Popular cloud based cryptocurrency mining service, Genesis Mining, is calling it time on lower tier Bitcoin mining contracts after claiming they’ve become a pointless endeavor.
In a Genesis Mining blog post (spotted by Cryptovibes), the cloud mining firm stated that it will no longer continue to support its lower tier Bitcoin BTC contracts. With the continued drop in the value of cryptocurrencies since January, mining has become a lot less profitable.
“Unfortunately, Bitcoin went into a downward trend around January,” Genesis wrote on its blog. “This trend combined with the heavily rising difficulty around April and May reduced mining outputs even further.”
The announcement stated that, “[a]s a result, some user contracts are now mining less than the daily maintenance fee requires to be covered, and thus they entered the 60 days grace period, after which open-ended contracts will get terminated.”
To anyone that has read the Genesis Mining’s FAQ section on its website, it won’t come as a surprise. When entering a cloud mining contract the client agrees to the fact that if the contract returns less than it costs Genesis to maintain the required infrastructure, the contract will enter a 60 day default.

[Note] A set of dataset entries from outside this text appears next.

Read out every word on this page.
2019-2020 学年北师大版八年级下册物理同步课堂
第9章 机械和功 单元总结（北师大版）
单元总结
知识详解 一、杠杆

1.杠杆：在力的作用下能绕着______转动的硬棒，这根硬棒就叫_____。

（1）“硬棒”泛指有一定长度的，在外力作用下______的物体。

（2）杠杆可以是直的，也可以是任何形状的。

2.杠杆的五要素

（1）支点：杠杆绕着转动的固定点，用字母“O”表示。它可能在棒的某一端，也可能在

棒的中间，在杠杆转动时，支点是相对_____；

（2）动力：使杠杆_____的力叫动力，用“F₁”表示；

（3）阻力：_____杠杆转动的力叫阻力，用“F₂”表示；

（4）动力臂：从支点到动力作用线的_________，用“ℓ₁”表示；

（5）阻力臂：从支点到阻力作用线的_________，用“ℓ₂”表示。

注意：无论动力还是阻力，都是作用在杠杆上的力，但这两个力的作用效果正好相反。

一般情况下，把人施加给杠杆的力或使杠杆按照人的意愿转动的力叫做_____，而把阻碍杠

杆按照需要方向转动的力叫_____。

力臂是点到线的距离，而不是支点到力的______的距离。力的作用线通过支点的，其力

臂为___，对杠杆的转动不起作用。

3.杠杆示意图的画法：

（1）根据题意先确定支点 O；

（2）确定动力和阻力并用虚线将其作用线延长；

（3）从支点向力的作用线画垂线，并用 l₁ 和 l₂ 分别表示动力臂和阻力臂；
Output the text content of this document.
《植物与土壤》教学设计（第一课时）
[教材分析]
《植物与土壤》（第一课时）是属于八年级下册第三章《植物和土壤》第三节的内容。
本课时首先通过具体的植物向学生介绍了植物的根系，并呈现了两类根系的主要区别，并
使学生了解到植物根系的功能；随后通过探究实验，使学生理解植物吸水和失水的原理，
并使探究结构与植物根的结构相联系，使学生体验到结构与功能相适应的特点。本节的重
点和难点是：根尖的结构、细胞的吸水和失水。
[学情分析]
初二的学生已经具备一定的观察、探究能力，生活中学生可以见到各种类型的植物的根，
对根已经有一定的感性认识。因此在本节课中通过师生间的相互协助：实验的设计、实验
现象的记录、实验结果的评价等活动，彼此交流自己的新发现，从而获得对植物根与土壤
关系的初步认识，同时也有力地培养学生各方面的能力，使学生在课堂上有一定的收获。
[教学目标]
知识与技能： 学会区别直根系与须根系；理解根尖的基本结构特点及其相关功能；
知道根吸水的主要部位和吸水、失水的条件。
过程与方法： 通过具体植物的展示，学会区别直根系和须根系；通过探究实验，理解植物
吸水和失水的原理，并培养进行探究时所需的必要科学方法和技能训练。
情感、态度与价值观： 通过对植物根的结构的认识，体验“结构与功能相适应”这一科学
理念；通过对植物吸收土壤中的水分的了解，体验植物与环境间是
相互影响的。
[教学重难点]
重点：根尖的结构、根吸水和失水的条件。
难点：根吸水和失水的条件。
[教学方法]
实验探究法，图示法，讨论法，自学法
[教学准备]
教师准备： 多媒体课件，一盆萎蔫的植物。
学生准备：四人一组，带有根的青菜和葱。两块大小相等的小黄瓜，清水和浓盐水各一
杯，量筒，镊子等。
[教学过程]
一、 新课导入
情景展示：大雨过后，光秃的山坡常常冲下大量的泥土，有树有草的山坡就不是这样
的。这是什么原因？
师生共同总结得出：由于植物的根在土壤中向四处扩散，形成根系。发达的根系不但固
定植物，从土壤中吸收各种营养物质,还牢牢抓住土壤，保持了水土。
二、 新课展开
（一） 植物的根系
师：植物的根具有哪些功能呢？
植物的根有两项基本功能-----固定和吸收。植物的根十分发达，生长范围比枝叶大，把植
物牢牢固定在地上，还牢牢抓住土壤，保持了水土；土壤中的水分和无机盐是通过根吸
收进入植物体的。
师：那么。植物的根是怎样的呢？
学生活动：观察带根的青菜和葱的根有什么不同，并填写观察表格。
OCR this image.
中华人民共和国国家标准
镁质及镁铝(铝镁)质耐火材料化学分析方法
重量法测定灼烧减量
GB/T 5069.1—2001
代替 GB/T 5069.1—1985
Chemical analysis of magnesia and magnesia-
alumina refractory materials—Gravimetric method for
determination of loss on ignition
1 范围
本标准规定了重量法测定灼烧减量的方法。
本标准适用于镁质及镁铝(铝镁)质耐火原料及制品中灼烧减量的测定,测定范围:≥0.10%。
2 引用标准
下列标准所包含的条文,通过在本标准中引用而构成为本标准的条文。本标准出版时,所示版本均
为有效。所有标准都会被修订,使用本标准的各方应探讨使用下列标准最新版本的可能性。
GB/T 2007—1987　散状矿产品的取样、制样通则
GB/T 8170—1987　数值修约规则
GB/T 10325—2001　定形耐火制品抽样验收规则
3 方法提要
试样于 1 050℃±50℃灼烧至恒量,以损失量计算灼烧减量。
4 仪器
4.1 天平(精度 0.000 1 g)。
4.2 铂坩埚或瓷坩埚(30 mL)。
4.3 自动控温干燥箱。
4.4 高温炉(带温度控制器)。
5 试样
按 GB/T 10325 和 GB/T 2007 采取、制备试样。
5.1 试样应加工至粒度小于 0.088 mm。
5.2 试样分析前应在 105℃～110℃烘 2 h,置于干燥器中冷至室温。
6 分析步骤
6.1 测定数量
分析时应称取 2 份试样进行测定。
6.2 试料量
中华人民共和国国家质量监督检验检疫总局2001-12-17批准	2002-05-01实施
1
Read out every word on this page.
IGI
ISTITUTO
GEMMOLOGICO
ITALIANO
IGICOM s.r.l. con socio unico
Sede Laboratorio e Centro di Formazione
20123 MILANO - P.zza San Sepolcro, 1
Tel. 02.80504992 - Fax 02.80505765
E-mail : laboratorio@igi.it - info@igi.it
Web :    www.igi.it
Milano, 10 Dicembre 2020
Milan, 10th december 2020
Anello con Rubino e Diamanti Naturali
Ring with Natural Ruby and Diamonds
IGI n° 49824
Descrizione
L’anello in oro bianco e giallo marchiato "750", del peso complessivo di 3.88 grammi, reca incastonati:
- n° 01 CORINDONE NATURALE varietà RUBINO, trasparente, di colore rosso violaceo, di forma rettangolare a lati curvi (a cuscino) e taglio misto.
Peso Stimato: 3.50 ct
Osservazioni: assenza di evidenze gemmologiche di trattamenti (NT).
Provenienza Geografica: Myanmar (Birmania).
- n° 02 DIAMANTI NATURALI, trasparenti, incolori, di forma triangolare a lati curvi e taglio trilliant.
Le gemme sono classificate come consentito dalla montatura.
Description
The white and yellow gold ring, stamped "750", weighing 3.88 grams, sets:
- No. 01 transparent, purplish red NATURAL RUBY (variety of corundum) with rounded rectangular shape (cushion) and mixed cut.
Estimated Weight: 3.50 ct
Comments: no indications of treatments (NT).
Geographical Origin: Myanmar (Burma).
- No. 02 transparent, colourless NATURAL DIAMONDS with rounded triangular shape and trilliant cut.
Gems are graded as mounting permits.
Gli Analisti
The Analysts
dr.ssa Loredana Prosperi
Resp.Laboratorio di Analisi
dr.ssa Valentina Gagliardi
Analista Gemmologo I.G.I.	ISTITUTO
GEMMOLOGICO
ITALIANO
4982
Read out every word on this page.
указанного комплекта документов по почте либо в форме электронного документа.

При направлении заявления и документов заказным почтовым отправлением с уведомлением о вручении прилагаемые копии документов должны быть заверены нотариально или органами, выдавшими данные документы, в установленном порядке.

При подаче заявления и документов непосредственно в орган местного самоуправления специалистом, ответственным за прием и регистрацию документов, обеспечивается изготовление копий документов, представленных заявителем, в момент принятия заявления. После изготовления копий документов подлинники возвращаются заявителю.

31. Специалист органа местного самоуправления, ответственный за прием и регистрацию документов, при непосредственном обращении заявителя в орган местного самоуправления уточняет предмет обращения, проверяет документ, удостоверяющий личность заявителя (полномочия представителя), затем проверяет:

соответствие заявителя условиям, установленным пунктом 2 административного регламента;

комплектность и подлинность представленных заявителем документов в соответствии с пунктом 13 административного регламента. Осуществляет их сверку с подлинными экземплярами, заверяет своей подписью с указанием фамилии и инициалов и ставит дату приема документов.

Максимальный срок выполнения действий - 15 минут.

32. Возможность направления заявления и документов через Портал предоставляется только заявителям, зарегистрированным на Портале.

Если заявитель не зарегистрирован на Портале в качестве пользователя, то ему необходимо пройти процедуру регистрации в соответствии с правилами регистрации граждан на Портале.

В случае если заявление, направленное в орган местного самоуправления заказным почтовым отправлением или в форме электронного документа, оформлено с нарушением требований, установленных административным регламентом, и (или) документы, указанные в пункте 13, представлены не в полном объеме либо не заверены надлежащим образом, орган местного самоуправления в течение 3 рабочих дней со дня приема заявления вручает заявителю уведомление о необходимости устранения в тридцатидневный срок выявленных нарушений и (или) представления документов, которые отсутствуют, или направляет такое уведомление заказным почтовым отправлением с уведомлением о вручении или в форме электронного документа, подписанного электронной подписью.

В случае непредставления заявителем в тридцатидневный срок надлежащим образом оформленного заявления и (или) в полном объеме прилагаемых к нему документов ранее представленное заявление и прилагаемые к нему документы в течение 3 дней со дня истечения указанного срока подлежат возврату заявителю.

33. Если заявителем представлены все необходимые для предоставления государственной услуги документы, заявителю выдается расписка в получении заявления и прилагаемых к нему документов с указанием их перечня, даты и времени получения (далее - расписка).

If the market does not pick up during those 60 days to make the contract profitable again, the contract will come to an end.
It was reported around a month ago that one of Gensis Mining’s main competitors, HashFlare, was experiencing similar problems, and subsequently began terminating unprofitable Bitcoin contracts, Litecoin, Ether and Dash were unaffected. However, at the time it was reported that Genesis remained profitable. It seems this is no longer the case.
This doesn’t mean that Genesis Mining is shutting down, though. Rather, it has taken the opportunity to offer a $105 discount to existing customers after upgrading to its premium service, known as Radiant. Here’s what Genesis Mining had to say about this on Twitter.
There is a catch though, you’ll have to sign up for five years, with no opportunity to terminate the contract in that period.
Given the decrease in profitability and the increased difficulty of mining in recent months, it makes logical sense for Genesis to default unprofitable contracts – like they always said they would. If they’re able to secure more five-year long memberships to their premium offering, it will deliver some level of financial stability in a market that cannot be controlled.
But will its updated business model last? That is yet to be seen.